Noh Sung Hyun, Takahashi Toshiyuki, Inoue Tomoo, Park Sang-Man, Hanakita Junya, Minami Manabu, Kanematsu Ryo, Shimauchi-Ohtaki Hiroya, Ha Yoon
Department of Neurosurgery, Ajou University College of Medicine, Suwon, Korea.
Spinal Disorders Center, Fujieda Heisei Memorial Hospital, Fujieda, Shizuoka, Japan.
J Clin Neurosci. 2022 Jun;100:148-154. doi: 10.1016/j.jocn.2022.04.005. Epub 2022 Apr 23.

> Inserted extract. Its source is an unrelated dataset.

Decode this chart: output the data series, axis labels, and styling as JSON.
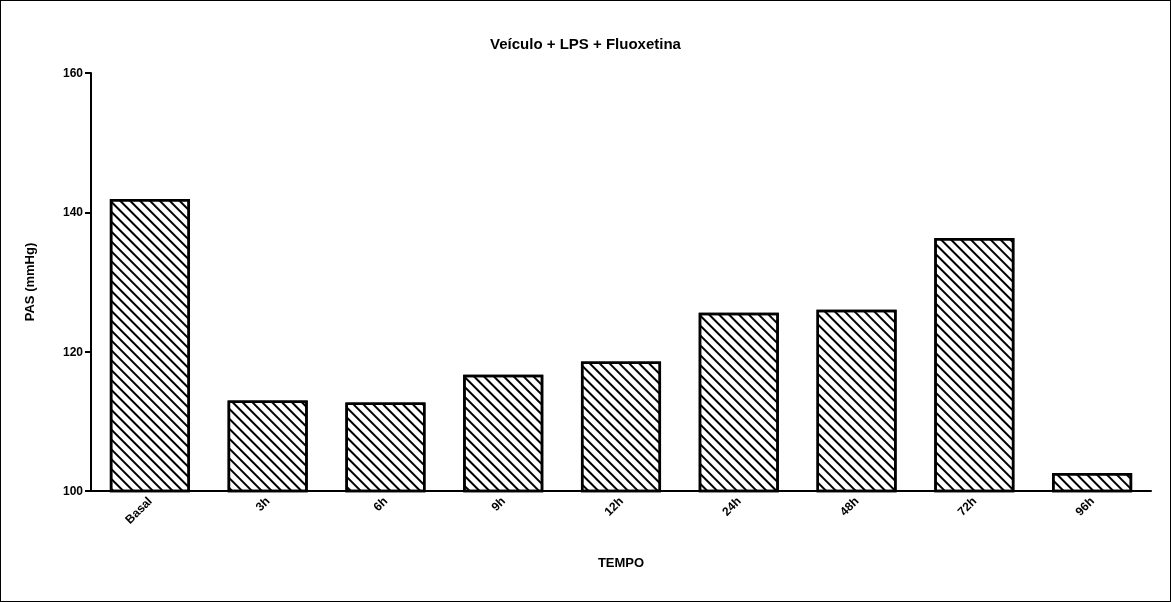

To investigate the incidence of cervical spine deformity and instability after posterior cervical spinal cord tumor (CSCT) resection without fusion or fixation in adults and examine relevant risk factors by reviewing and summarizing previously reported studies.
We selected peer reviewed articles published between January 1990 and December 2020 from the MEDLINE and Cochrane Library databases using relevant key words. Articles in which the authors mainly described spinal cord tumor resection through posterior surgery without fusion or fixation in adults were selected for analysis. Patient's data including age, sex, extensive number of laminectomy levels, laminectomy at C2, C3, or C7, multilevel facetectomy, facet destruction, preoperative cervical kyphosis, and preoperative motor deficit were documented. Comparable factors were assessed using the odds ratio (OR) and weighted mean difference (WMD) of 95% confidence intervals (CI).
Among 133 articles identified, 18 met selection criteria. Overall incidence of deformity and instability after CSCT surgery was 0%-41.7% and 0%-20.5%, respectively. Younger age (WMD, -5.5; 95% CI, -10.52 ∼ -0.49; P = 0.03), C2 laminectomy (OR, 5.33; 95% CI, 2.39 ∼ 11.91; P < 0.0001), more laminectomy level (WMD, 2.77; 95% CI, 1.78 ∼ 3.76; P < 0.00001) were identified as risk factors for deformity and instability after CSCT surgery.
Patients undergoing CSCT resection should receive careful follow-up for postoperative spinal deformity and instability. Younger age, C2 laminectomy, and more laminectomy level were significantly associated with occurrence of deformity and instability after CSCT surgery. Upfront spinal fixation at the time of resection should be considered in selected patients.
通过回顾和总结既往报道的研究,调查成人后路颈段脊髓肿瘤(CSCT)切除术后未行融合或固定时颈椎畸形和不稳定的发生率,并检查相关危险因素。
我们使用相关关键词从MEDLINE和Cochrane图书馆数据库中筛选1990年1月至2020年12月发表的同行评审文章。选择作者主要描述成人经后路手术切除脊髓肿瘤且未行融合或固定的文章进行分析。记录患者数据,包括年龄、性别、广泛椎板切除节段数、C2、C3或C7椎板切除、多节段小关节切除术、小关节破坏、术前颈椎后凸以及术前运动功能障碍。使用95%置信区间(CI)的比值比(OR)和加权平均差(WMD)评估可比因素。
在识别出的133篇文章中,18篇符合入选标准。CSCT手术后畸形和不稳定的总体发生率分别为0% - 41.7%和0% - 20.5%。年龄较小(WMD,-5.5;95%CI,-10.52 ∼ -0.49;P = 0.03)、C2椎板切除(OR,5.33;95%CI,2.39 ∼ 11.91;P < 0.0001)、更多的椎板切除节段(WMD,2.77;95%CI,1.78 ∼ 3.76;P < 0.00001)被确定为CSCT手术后畸形和不稳定的危险因素。
接受CSCT切除术的患者应接受仔细的术后脊柱畸形和不稳定随访。年龄较小、C2椎板切除以及更多的椎板切除节段与CSCT手术后畸形和不稳定的发生显著相关。对于选定的患者,应考虑在切除时进行前路脊柱固定。